As mães ucranianas

Robério Canto

Escrevivendo

No estilo “caminhando contra o vento”, o professor Robério Canto vai “vivendo e Escrevivendo” causos cotidianos, com uma generosa pitada de bom humor. Membro da Academia Friburguense de Letras, imortal desde criancinha.

quarta-feira, 23 de março de 2022

Se Deus não segurar o dedo nervoso dos grandes deste mundo, virão as bombas todo-poderosas

Lembro-me mais ou menos de uma frase do Padre António Vieira sobre a guerra. Também mais ou menos sei onde ela está e vou procurá-la. Ei-la: “A guerra é aquela calamidade composta de todas as calamidades em que não há mal algum que não se padeça, ou não se tema; nem bem que seja próprio e seguro”.

Já no tempo dele era assim. Muito antes dele já era assim, terá sido sempre assim, desde o momento em que o homem primitivo, que mal havia levantado a cara do chão, sentiu-se capaz de segurar um pedaço de pau ou de atirar uma pedra e ferir outro homem. E hoje, milênios e milênios depois, primitivos continuamos, agora com armas mais destrutivas do que quanto pau e pedra possam existir no universo. Armas capazes de ferir não um, mas milhares, milhões; armas inteligentes, certeiras, fatais. E, se Deus não segurar o dedo nervoso dos grandes deste mundo, virão as bombas todo-poderosas. Talvez nem se possa falar delas no plural, pois bastará uma para que tudo vire pó, fumaça, nada. E para que finalmente a vida se cale no planeta Terra.
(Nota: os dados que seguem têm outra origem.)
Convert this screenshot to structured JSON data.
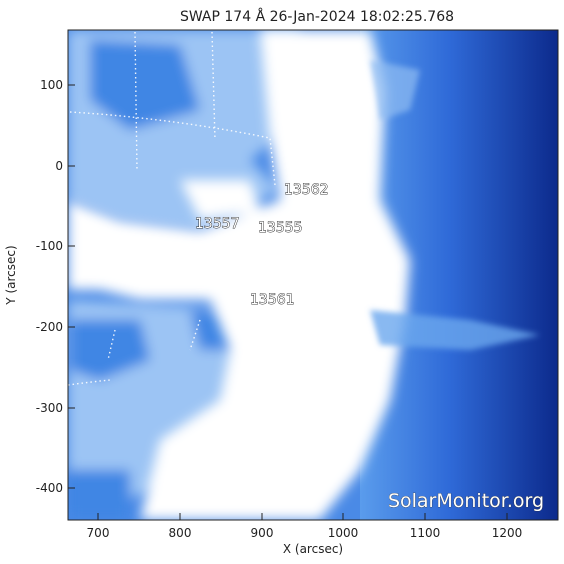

A cada minuto a guerra nos atinge. Não há como ignorá-la, ainda que tentemos fechar os olhos, tapar os ouvidos, calar a consciência. Bombas explodem, prédios desabam, pessoas correm, tentando superar estradas, cruzar fronteiras. Vão carregando sacos ─ roupas, remédios, documentos ─ e carregando-se uns aos outros. O andar trôpego e a cara sofrida com que avançam penetram em nosso coração. Não o coração dos românticos, aquele músculo incessante que trazemos no peito e que na verdade nunca se alegra ou se entristece. Mas aquele coração que é a nossa espiritualidade, nosso sentimento do mundo, nossa própria humanidade.  O coração que nos distingue das coisas brutas como a pedra, e mesmo dos outros animais que compartilham este mundo conosco ─ serpentes, jumentos, passarinhos.

E todos nós temos rezado, cada um a seu jeito, pois há muitas maneiras de rezar e as melhores independem das palavras. Sim, rezamos por todos os que sofrem e morrem em meio ao barulho, a fumaça e a escuridão, perdidos entre os gritos e gemidos que ressoam naquele pedaço do mundo tão distante e tão ao alcance do nosso coração. Rezamos por russos e ucranianos, que o sofrimento e a dor não conhecem nacionalidade. E se rezamos com maior fervor pelos ucranianos é porque eles estão sendo agredidos, porque são mais fracos, porque morrem mais. Sim, rezemos pelos ucranianos, e ainda mais pelas mulheres ucranianas que sofrem pelos maridos e pais que estão no fragor da batalha ─ ou talvez não mais, talvez já tenham abandonado a luta e estejam estirados no chão, sujos de terra e de sangue.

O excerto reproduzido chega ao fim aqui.